私の密かな胸の内も、賑やかな談笑に掻き消されていった。
────
「じゃ!ユウマも入れて年末にでもまたやろうねー!」
深夜1時。飲み会の後のカラオケも終わり、酔いつぶれたハルキを頼んだ代行で乗せていったアキトを見送る。

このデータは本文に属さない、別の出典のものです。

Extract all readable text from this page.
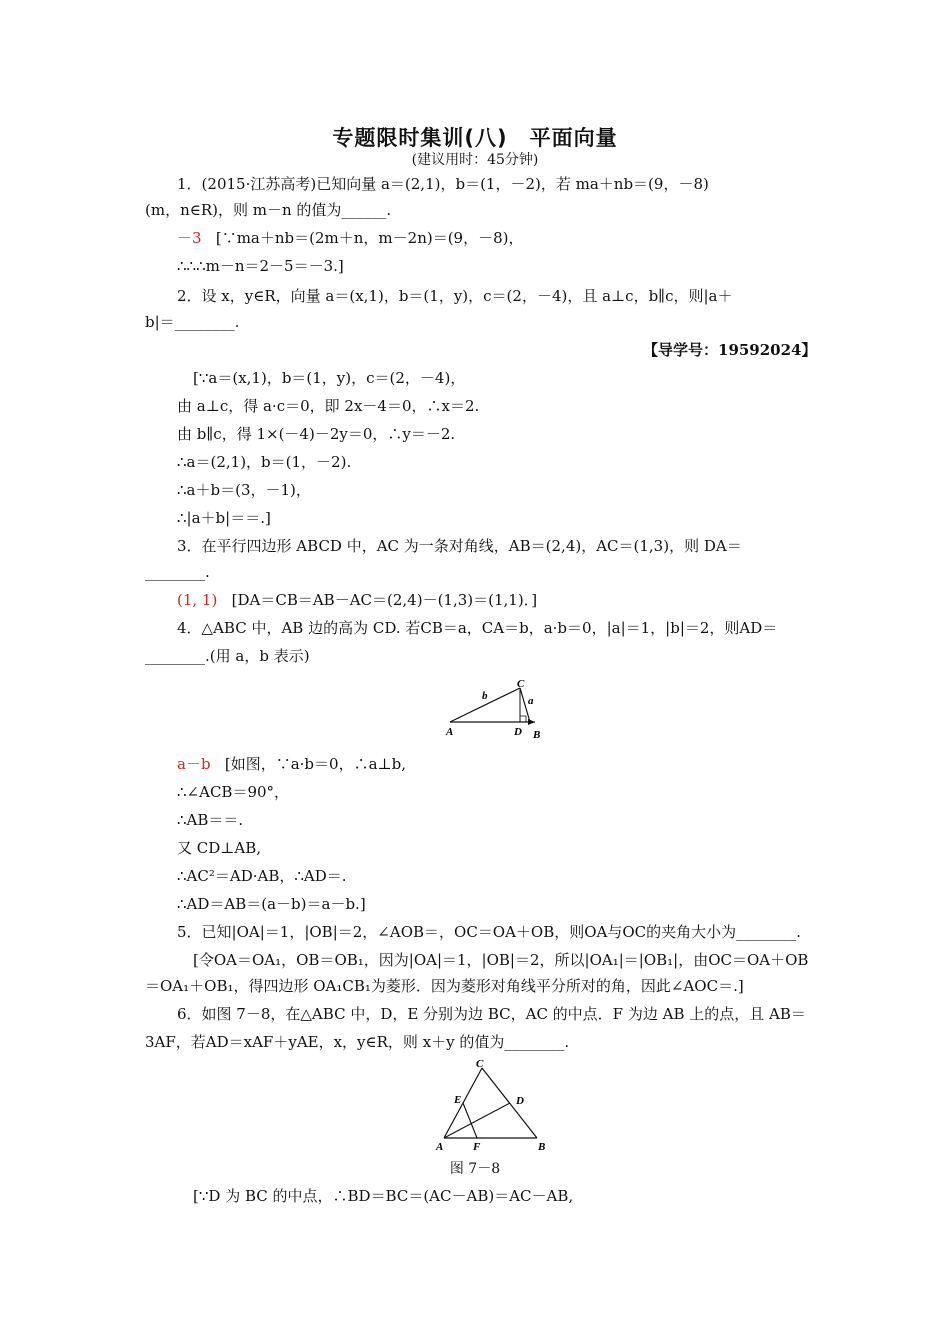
专题限时集训(八)　平面向量
(建议用时：45分钟)
1．(2015·江苏高考)已知向量 a＝(2,1)，b＝(1，－2)，若 ma＋nb＝(9，－8)
(m，n∈R)，则 m－n 的值为______.
－3 [∵ma＋nb＝(2m＋n，m－2n)＝(9，－8)，
∴∴∴m－n＝2－5＝－3.]
2．设 x，y∈R，向量 a＝(x,1)，b＝(1，y)，c＝(2，－4)，且 a⊥c，b∥c，则|a＋
b|＝________.
【导学号：19592024】
[∵a＝(x,1)，b＝(1，y)，c＝(2，－4)，
由 a⊥c，得 a·c＝0，即 2x－4＝0，∴x＝2.
由 b∥c，得 1×(－4)－2y＝0，∴y＝－2.
∴a＝(2,1)，b＝(1，－2).
∴a＋b＝(3，－1)，
∴|a＋b|＝＝.]
3．在平行四边形 ABCD 中，AC 为一条对角线，AB＝(2,4)，AC＝(1,3)，则 DA＝
________.
(1, 1) [DA＝CB＝AB－AC＝(2,4)－(1,3)＝(1,1)．]
4．△ABC 中，AB 边的高为 CD. 若CB＝a，CA＝b，a·b＝0，|a|＝1，|b|＝2，则AD＝
________.(用 a，b 表示)
C
b	a
A	D B
a－b [如图，∵a·b＝0，∴a⊥b,
∴∠ACB＝90°，
∴AB＝＝.
又 CD⊥AB,
∴AC²＝AD·AB，∴AD＝.
∴AD＝AB＝(a－b)＝a－b.]
5．已知|OA|＝1，|OB|＝2，∠AOB＝，OC＝OA＋OB，则OA与OC的夹角大小为________.
[令OA＝OA₁，OB＝OB₁，因为|OA|＝1，|OB|＝2，所以|OA₁|＝|OB₁|，由OC＝OA＋OB
＝OA₁＋OB₁，得四边形 OA₁CB₁为菱形．因为菱形对角线平分所对的角，因此∠AOC＝.]
6．如图 7－8，在△ABC 中，D，E 分别为边 BC，AC 的中点．F 为边 AB 上的点，且 AB＝
3AF，若AD＝xAF＋yAE，x，y∈R，则 x＋y 的值为________.
C
E	D
A	F	B
图 7－8
[∵D 为 BC 的中点，∴BD＝BC＝(AC－AB)＝AC－AB,
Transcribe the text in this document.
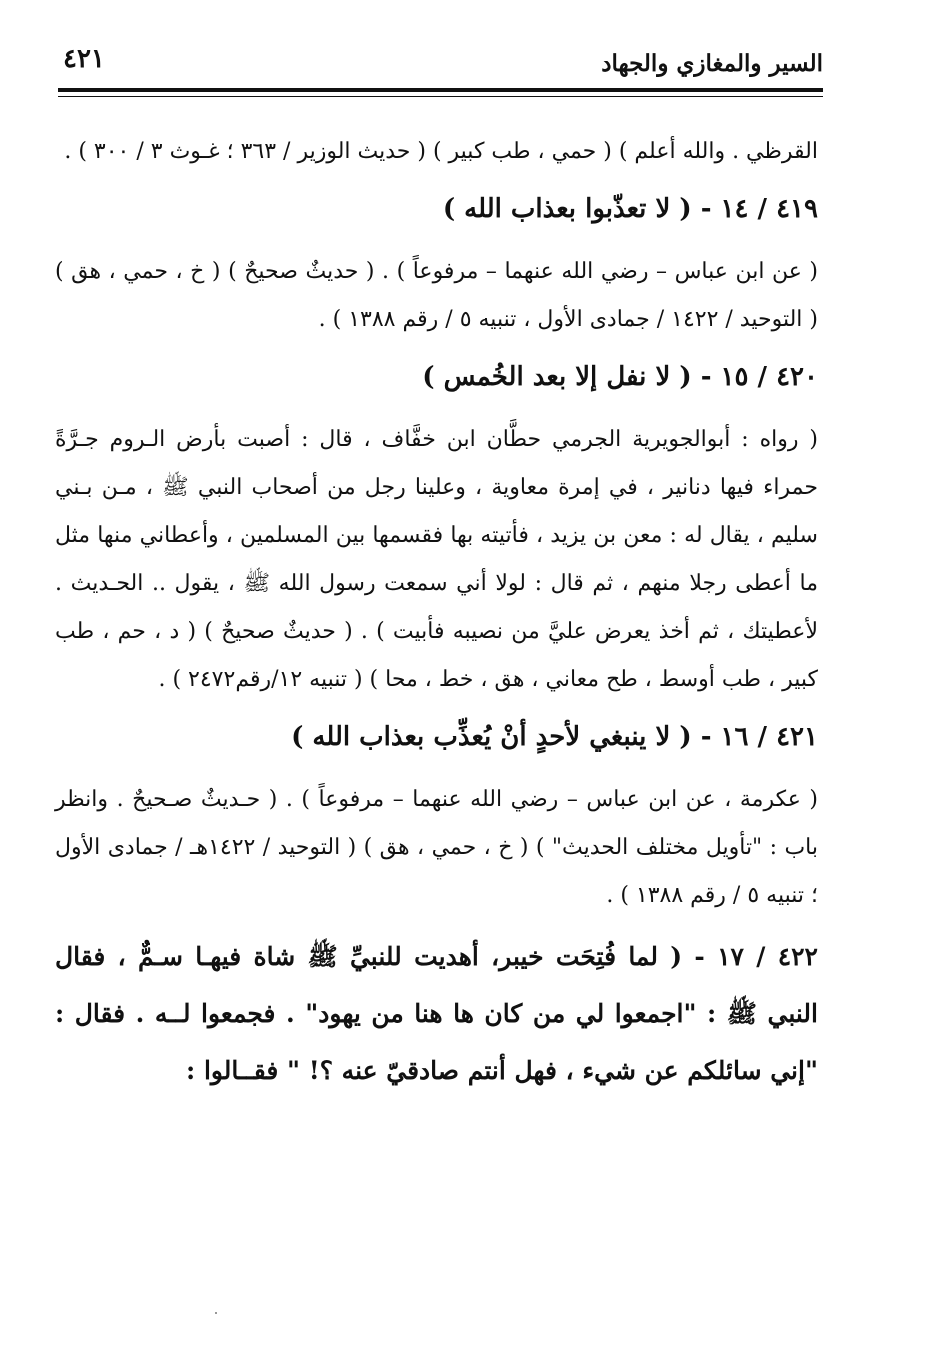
السير والمغازي والجهاد
٤٢١

القرظي . والله أعلم ) ( حمي ، طب كبير ) ( حديث الوزير / ٣٦٣ ؛ غـوث ٣ / ٣٠٠ ) .

٤١٩ / ١٤ - ( لا تعذّبوا بعذاب الله )

( عن ابن عباس – رضي الله عنهما – مرفوعاً ) . ( حديثٌ صحيحٌ ) ( خ ، حمي ، هق ) ( التوحيد / ١٤٢٢ / جمادى الأول ، تنبيه ٥ / رقم ١٣٨٨ ) .

٤٢٠ / ١٥ - ( لا نفل إلا بعد الخُمس )

( رواه : أبوالجويرية الجرمي حطَّان ابن خفَّاف ، قال : أصبت بأرض الـروم جـرَّةً حمراء فيها دنانير ، في إمرة معاوية ، وعلينا رجل من أصحاب النبي ﷺ ، مـن بـني سليم ، يقال له : معن بن يزيد ، فأتيته بها فقسمها بين المسلمين ، وأعطاني منها مثل ما أعطى رجلا منهم ، ثم قال : لولا أني سمعت رسول الله ﷺ ، يقول .. الحـديث . لأعطيتك ، ثم أخذ يعرض عليَّ من نصيبه فأبيت ) . ( حديثٌ صحيحٌ ) ( د ، حم ، طب كبير ، طب أوسط ، طح معاني ، هق ، خط ، محا ) ( تنبيه ١٢/رقم٢٤٧٢ ) .

٤٢١ / ١٦ - ( لا ينبغي لأحدٍ أنْ يُعذِّب بعذاب الله )

( عكرمة ، عن ابن عباس – رضي الله عنهما – مرفوعاً ) . ( حـديثٌ صـحيحٌ . وانظر باب : "تأويل مختلف الحديث" ) ( خ ، حمي ، هق ) ( التوحيد / ١٤٢٢هـ / جمادى الأول ؛ تنبيه ٥ / رقم ١٣٨٨ ) .

٤٢٢ / ١٧ - ( لما فُتِحَت خيبر، أهديت للنبيِّ ﷺ شاة فيهـا سـمٌّ ، فقال النبي ﷺ : "اجمعوا لي من كان ها هنا من يهود" . فجمعوا لــه . فقال : "إني سائلكم عن شيء ، فهل أنتم صادقيّ عنه ؟! " فقــالوا :
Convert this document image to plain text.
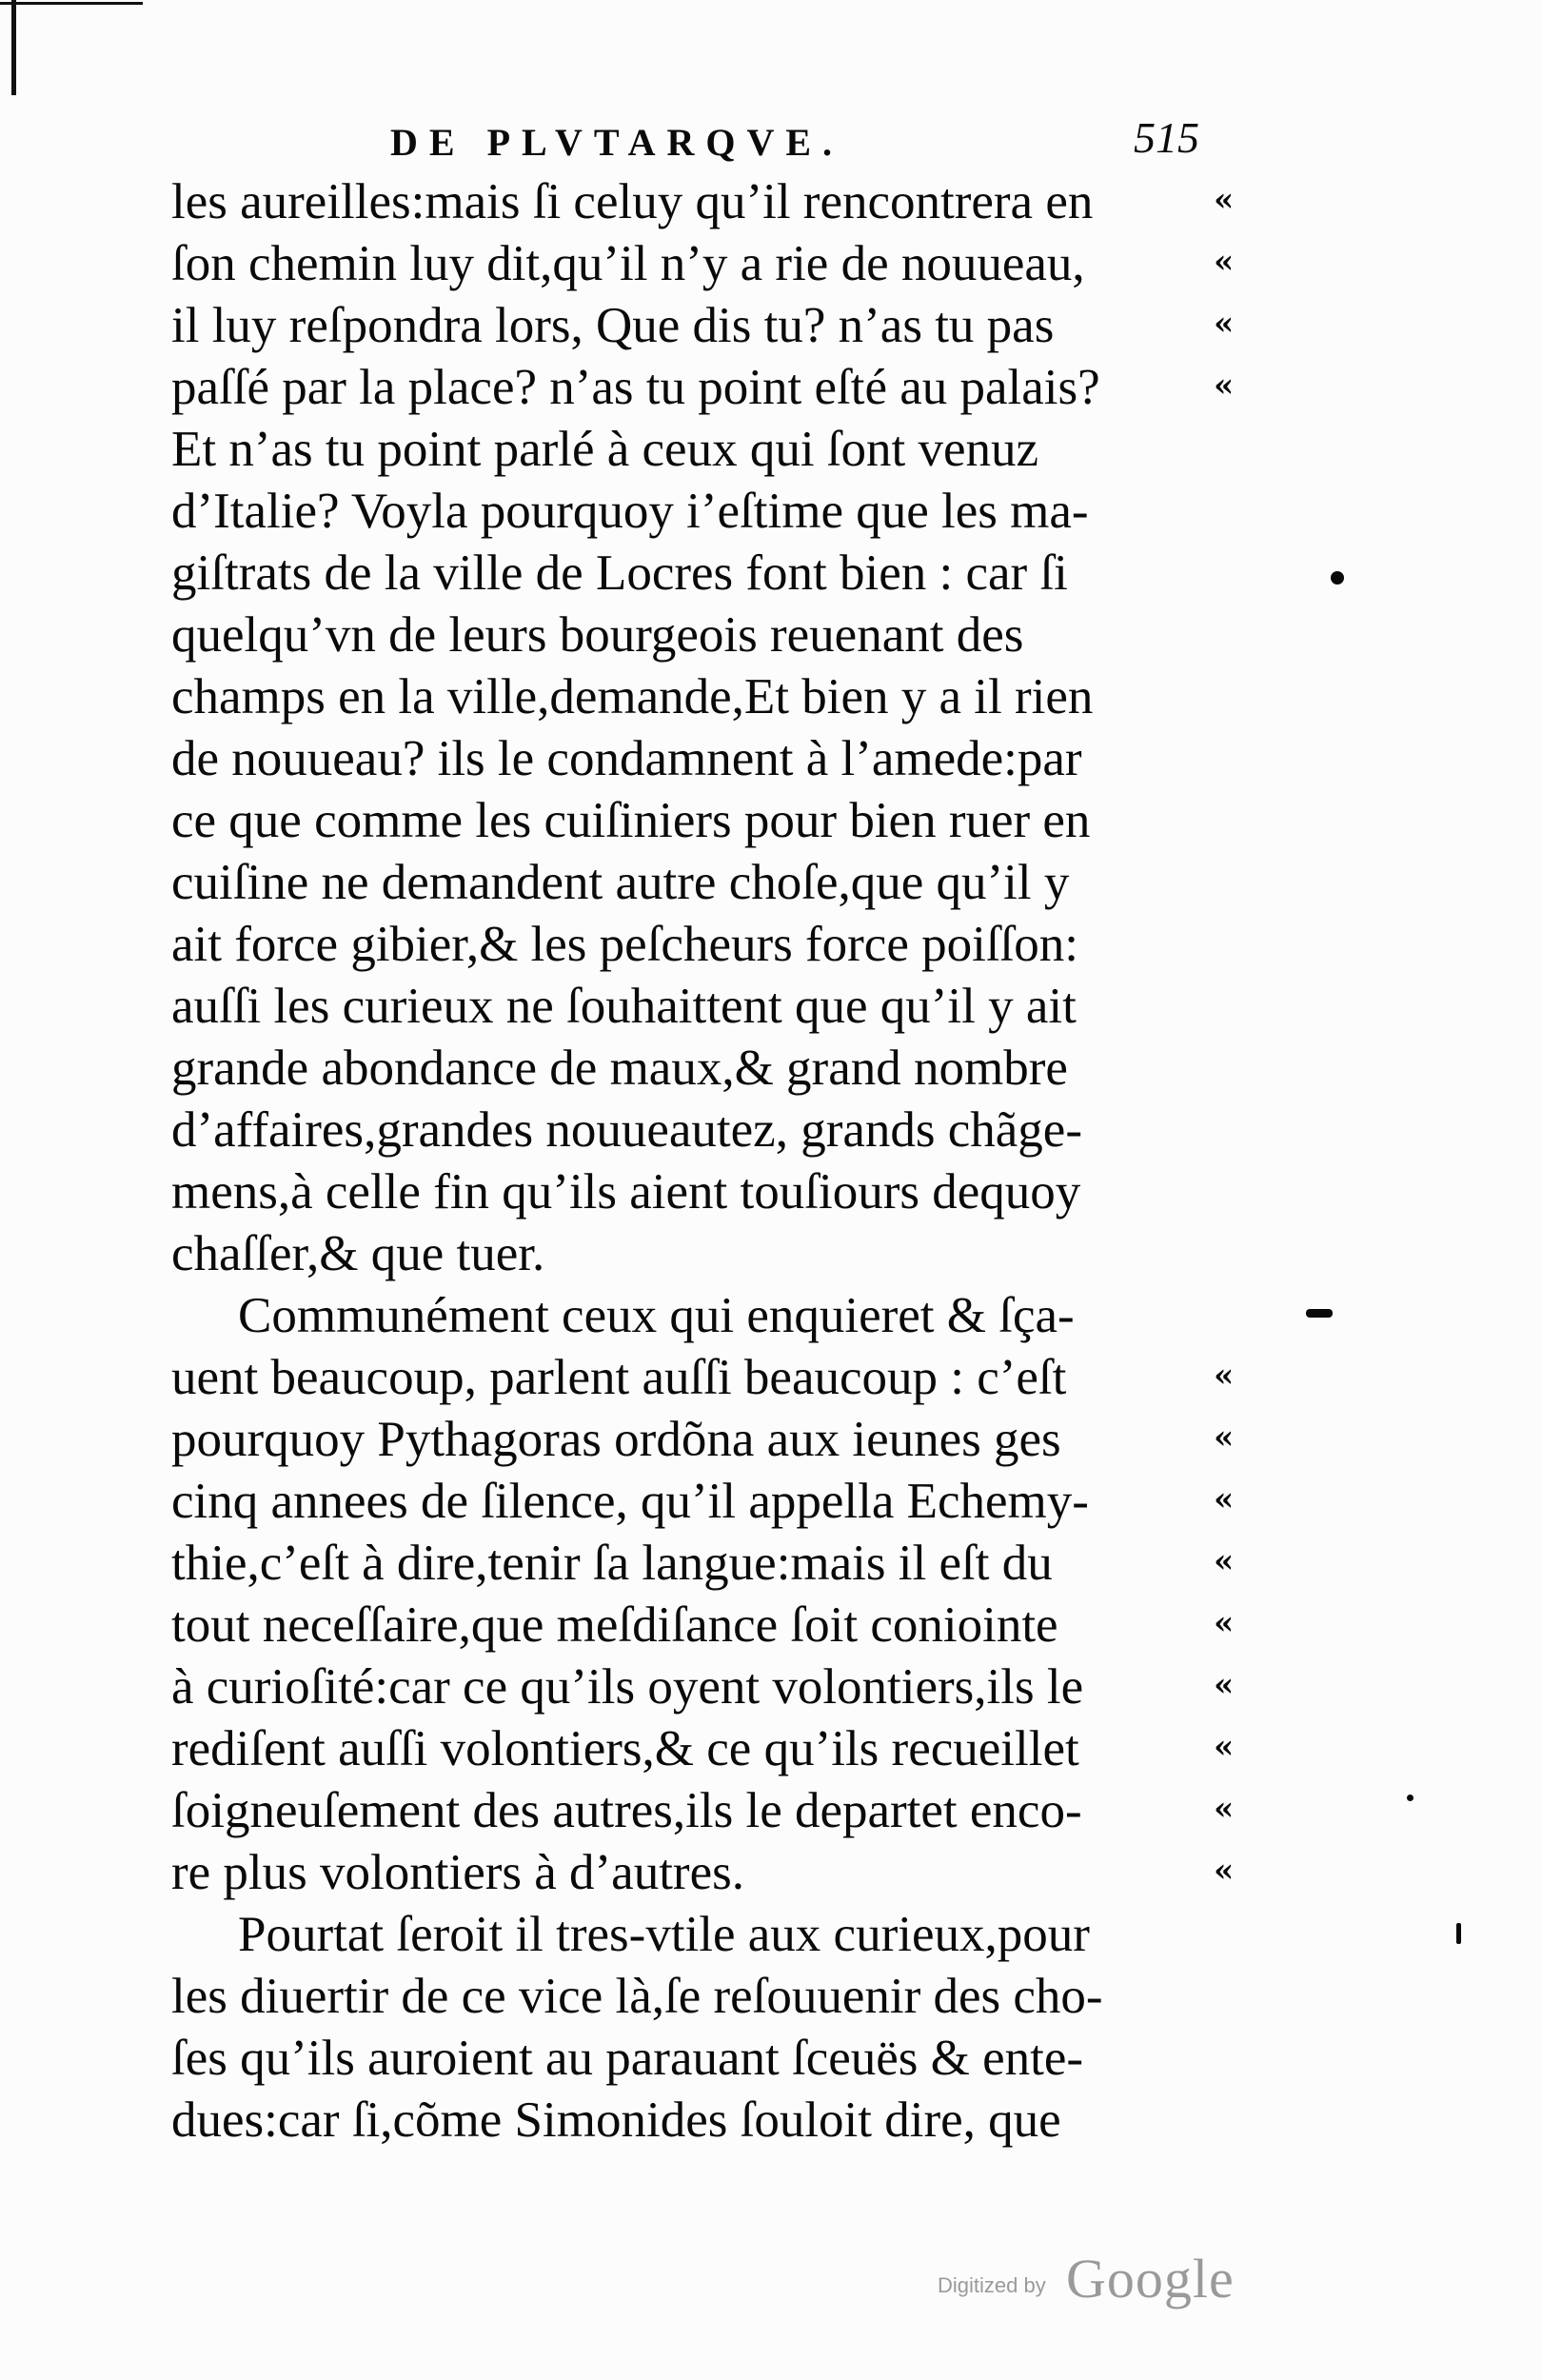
DE PLVTARQVE.	515
les aureilles:mais ſi celuy qu’il rencontrera en	«
ſon chemin luy dit,qu’il n’y a rie de nouueau,	«
il luy reſpondra lors, Que dis tu? n’as tu pas	«
paſſé par la place? n’as tu point eſté au palais?	«
Et n’as tu point parlé à ceux qui ſont venuz
d’Italie? Voyla pourquoy i’eſtime que les ma-
giſtrats de la ville de Locres font bien : car ſi
quelqu’vn de leurs bourgeois reuenant des
champs en la ville,demande,Et bien y a il rien
de nouueau? ils le condamnent à l’amede:par
ce que comme les cuiſiniers pour bien ruer en
cuiſine ne demandent autre choſe,que qu’il y
ait force gibier,& les peſcheurs force poiſſon:
auſſi les curieux ne ſouhaittent que qu’il y ait
grande abondance de maux,& grand nombre
d’affaires,grandes nouueautez, grands chãge-
mens,à celle fin qu’ils aient touſiours dequoy
chaſſer,& que tuer.
Communément ceux qui enquieret & ſça-
uent beaucoup, parlent auſſi beaucoup : c’eſt	«
pourquoy Pythagoras ordõna aux ieunes ges	«
cinq annees de ſilence, qu’il appella Echemy-	«
thie,c’eſt à dire,tenir ſa langue:mais il eſt du	«
tout neceſſaire,que meſdiſance ſoit conioin​te	«
à curioſité:car ce qu’ils oyent volontiers,ils le	«
rediſent auſſi volontiers,& ce qu’ils recueillet	«
ſoigneuſement des autres,ils le departet enco-	«
re plus volontiers à d’autres.	«
Pourtat ſeroit il tres-vtile aux curieux,pour
les diuertir de ce vice là,ſe reſouuenir des cho-
ſes qu’ils auroient au parauant ſceuës & ente-
dues:car ſi,cõme Simonides ſouloit dire, que
Digitized by Google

その後、ユキ達とも別れ、ダイキと駅から少し離れたやや古い立体駐車場に向けて歩きだす。
「楽しかったねー!みんな変わらないし」
「そりゃ3、4年じゃそれほど変わんねぇだろ」
「この辺の景色はガンガン変わってくのにねぇ」
ちょうどアキトがSNSにアップした空き地の脇を通りかかる。
「ここに出来る駐車場も安いといいんだけどね」
「そりゃモールで買い物すれば、安くしてくれるだろ」
「じゃあやっぱり毎回しっかり買ってもらわなきゃだね」
「なんで買ってもらう前提なんだよ」
笑いながら、そんなやりとりをして歩いていると駐車場に到着する。
エレベーターに乗り込み、4階のボタンを押す。
二人ともスマホを弄り始め、終始無言のままエレベーターが4階に到着する。
「ちょっと待ってて」
エレベーターから少し離れた車の元へ歩く。
運転席に乗り込みエンジンをかける。車をエレベーター前まで着けると、ダイキが助手席に乗ってくる。
「んじゃ運転よろしく!今日はうち泊まってく?」
「んー明日仕事だし…、今日はやめとくよ。」
「えー…さみしい…。」
やや甘えた声で嘆くダイキに、少し胸が痛くなる。
「どうせすぐ二人で2周年のお祝いやるんだから、それまで待ちなさい!」
「はーい」
会話をしながら、20分ほどでダイキのアパートに到着した。
お礼とキスをしてダイキは車を降りた。そのまま見送りを受け車を走らせた。
車内に残るアルコールの匂いを飛ばす為、少し窓を開ける。
窓から入ってくる深夜の冷たい空気が、身体を縮こまらせた。